To a certain extent you expect people to be slightly shorter-lived in the Victorian era but this was not always the case. The 1851 census includes Elias Filleul, a retired tailor who was living with his son-in-law and daughter in Le Hocq, and was recorded as being 100 years of age.

Similarly, in the 1881 census Louisa Robinson, of 3 Richmond Place, Clarendon Road, was 100 years old. In the house with her was her unmarried daughter, also called Louisa, who was 70 years of age, together with two servants.

Within the General Hospital, also in the 1891 census, can be found Charlotte Beckford, a widow of 103 years old. She was born in New Brunswick, St John, in Canada, so presumably her family may have had something to do with the cod-fishing trade.

At the other end of the scale there is the family of Alfred Francis George Allo who in the 1911 census was 39 and living at Bel Royal. He was listed with his wife, Margaret, his son Alfred and ‘a boy born yesterday, 1st April.’ He was so new that they hadn’t even named him by the time the census was taken. He would go on to be named George Hugh Allo.

In 1871 another youngster is listed with a slightly unexpected occupation. Philip de Carteret, a 46-year-old landowner living in Westbourne Terrace, in St Saviour, noted his two-year-old son Aubrey’s job as ‘mischief’.
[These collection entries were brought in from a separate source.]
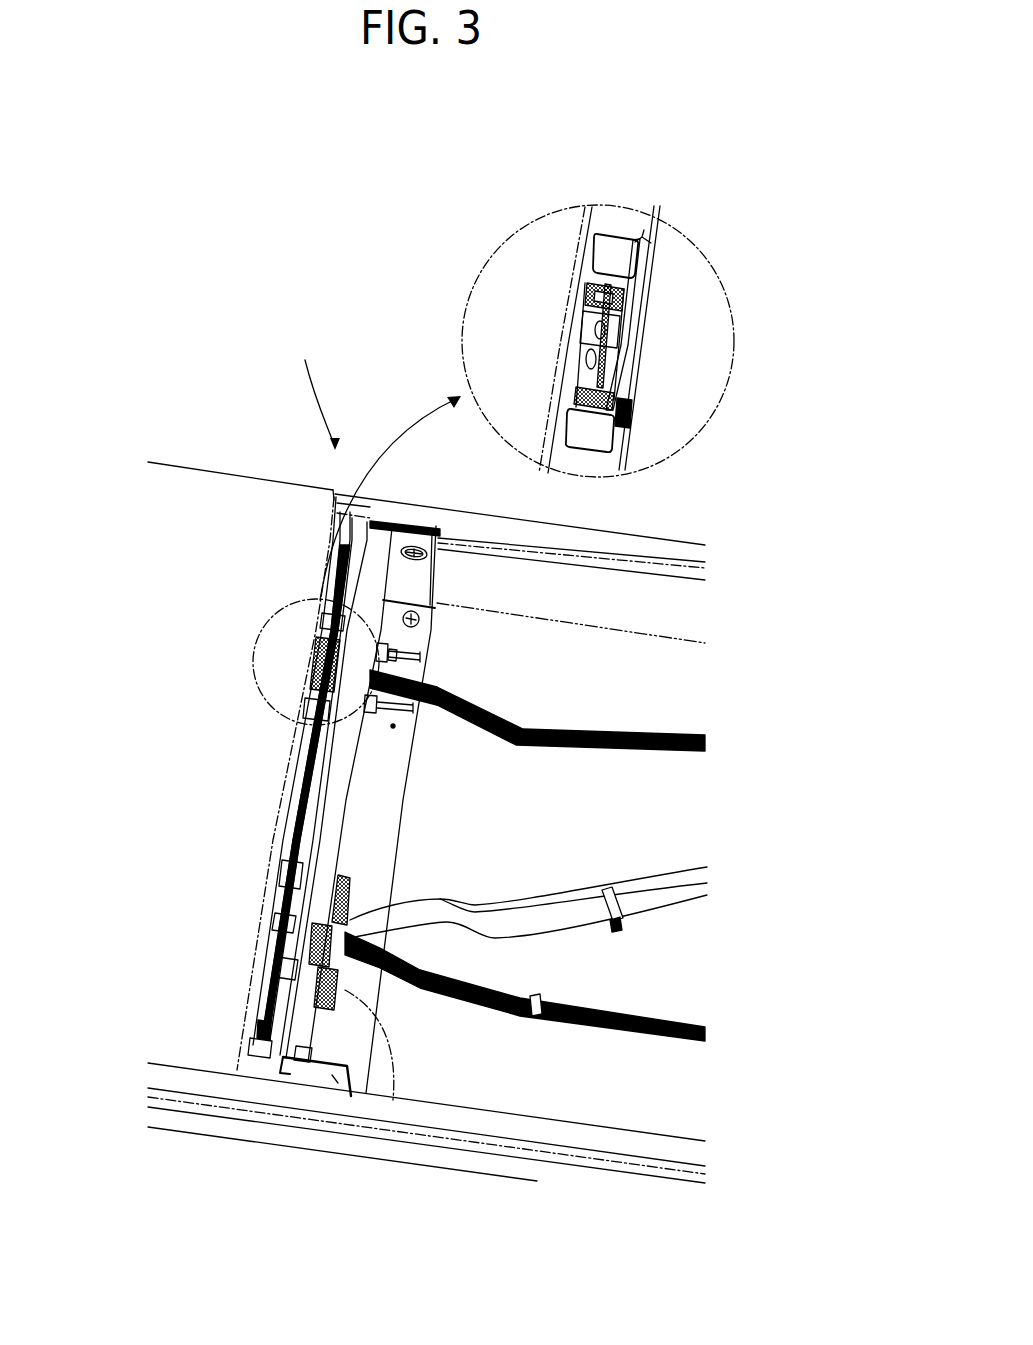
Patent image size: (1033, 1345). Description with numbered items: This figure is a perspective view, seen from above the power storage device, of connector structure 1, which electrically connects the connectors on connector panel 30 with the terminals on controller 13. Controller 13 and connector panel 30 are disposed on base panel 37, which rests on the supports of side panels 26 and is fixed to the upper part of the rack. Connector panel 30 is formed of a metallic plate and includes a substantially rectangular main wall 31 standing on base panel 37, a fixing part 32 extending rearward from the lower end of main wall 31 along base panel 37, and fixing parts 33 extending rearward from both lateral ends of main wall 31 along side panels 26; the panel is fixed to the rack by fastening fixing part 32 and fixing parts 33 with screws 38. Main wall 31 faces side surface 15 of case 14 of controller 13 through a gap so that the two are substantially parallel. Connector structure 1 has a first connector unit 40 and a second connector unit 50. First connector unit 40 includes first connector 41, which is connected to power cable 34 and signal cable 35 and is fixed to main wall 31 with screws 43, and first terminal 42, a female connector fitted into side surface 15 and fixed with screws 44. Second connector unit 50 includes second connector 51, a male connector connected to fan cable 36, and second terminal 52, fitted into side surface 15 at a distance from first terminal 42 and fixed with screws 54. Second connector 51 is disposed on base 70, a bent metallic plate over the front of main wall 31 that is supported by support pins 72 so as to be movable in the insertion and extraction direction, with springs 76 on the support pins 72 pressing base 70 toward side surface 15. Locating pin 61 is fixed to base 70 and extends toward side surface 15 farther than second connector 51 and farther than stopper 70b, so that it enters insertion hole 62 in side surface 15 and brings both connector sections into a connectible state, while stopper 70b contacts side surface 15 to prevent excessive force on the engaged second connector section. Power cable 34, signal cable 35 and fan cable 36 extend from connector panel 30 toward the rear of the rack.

The connector structure 1 is at (312, 353).
The controller 13 is at (188, 466).
The case 14 is at (170, 561).
The side surface 15 is at (285, 795).
The side panels 26 is at (668, 625).
The connector panel 30 is at (385, 525).
The main wall 31 is at (322, 777).
The fixing part 32 is at (388, 826).
The fixing parts 33 is at (432, 592).
The power cable 34 is at (667, 896).
The signal cable 35 is at (670, 1040).
The fan cable 36 is at (672, 752).
The base panel 37 is at (628, 677).
The screws 38 is at (415, 548).
The first connector unit 40 is at (258, 1068).
The first connector 41 is at (393, 1100).
The first terminal 42 is at (277, 962).
The screws 43 is at (305, 1053).
The screws 44 is at (300, 1030).
The second connector unit 50 is at (305, 622).
The second connector 51 is at (633, 345).
The second terminal 52 is at (578, 325).
The screws 54 is at (575, 392).
The locating pin 61 is at (408, 678).
The insertion hole 62 is at (588, 290).
The base 70 is at (646, 240).
The stopper 70b is at (634, 236).
The support pin 72 is at (424, 653).
The spring 76 is at (636, 420).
From 1841 there is a separate district for those who were in prison and in the 1851 census can be found 49-year-old William Patch from Devon, who was in prison for debt. Also noted as being in the prison at the time was his wife Mary, whose occupation was noted as ‘nurse to her husband, who is blind’.

Listings of other institutions and those on ships at the Harbour can also be found in the census. In the 1911 census a variety of ships are listed, with details given of their crew on board. The census was taken on 2 April that year and a note appears on the return for the ship Hero that, ‘Vessel at midnight on April 2nd in English Channel.’ There must have been a decision whether to list it in the Jersey census or where it had started its journey. In the end Elias Rive and his crew were registered in the Island.

It’s interesting looking at the Victoria College House returns within the 1911 census. It gives a sense of how international the pupils of the school were at the time. The headmaster was J Lester-Garland and boarding within the house were pupils born in Gran Canaria, India, Siam and the United States of America as well as closer to home in the United Kingdom.

The census aims to capture everyone in the Island on a particular day but this almost wasn’t the case in the 1881 census when 3, Douro Terrace, in St Saviour, is listed at the end of its enumeration district. A note was added in the margin of the record noting that the property was ‘left unenumerated, the enumerator was under the impression that this house was situated on St Helier’s Parish, the case being peculiar as part of the house is on one parish and the other part on the other’. Fortunately, the error was realised and they were able to capture those details so that we can view them today.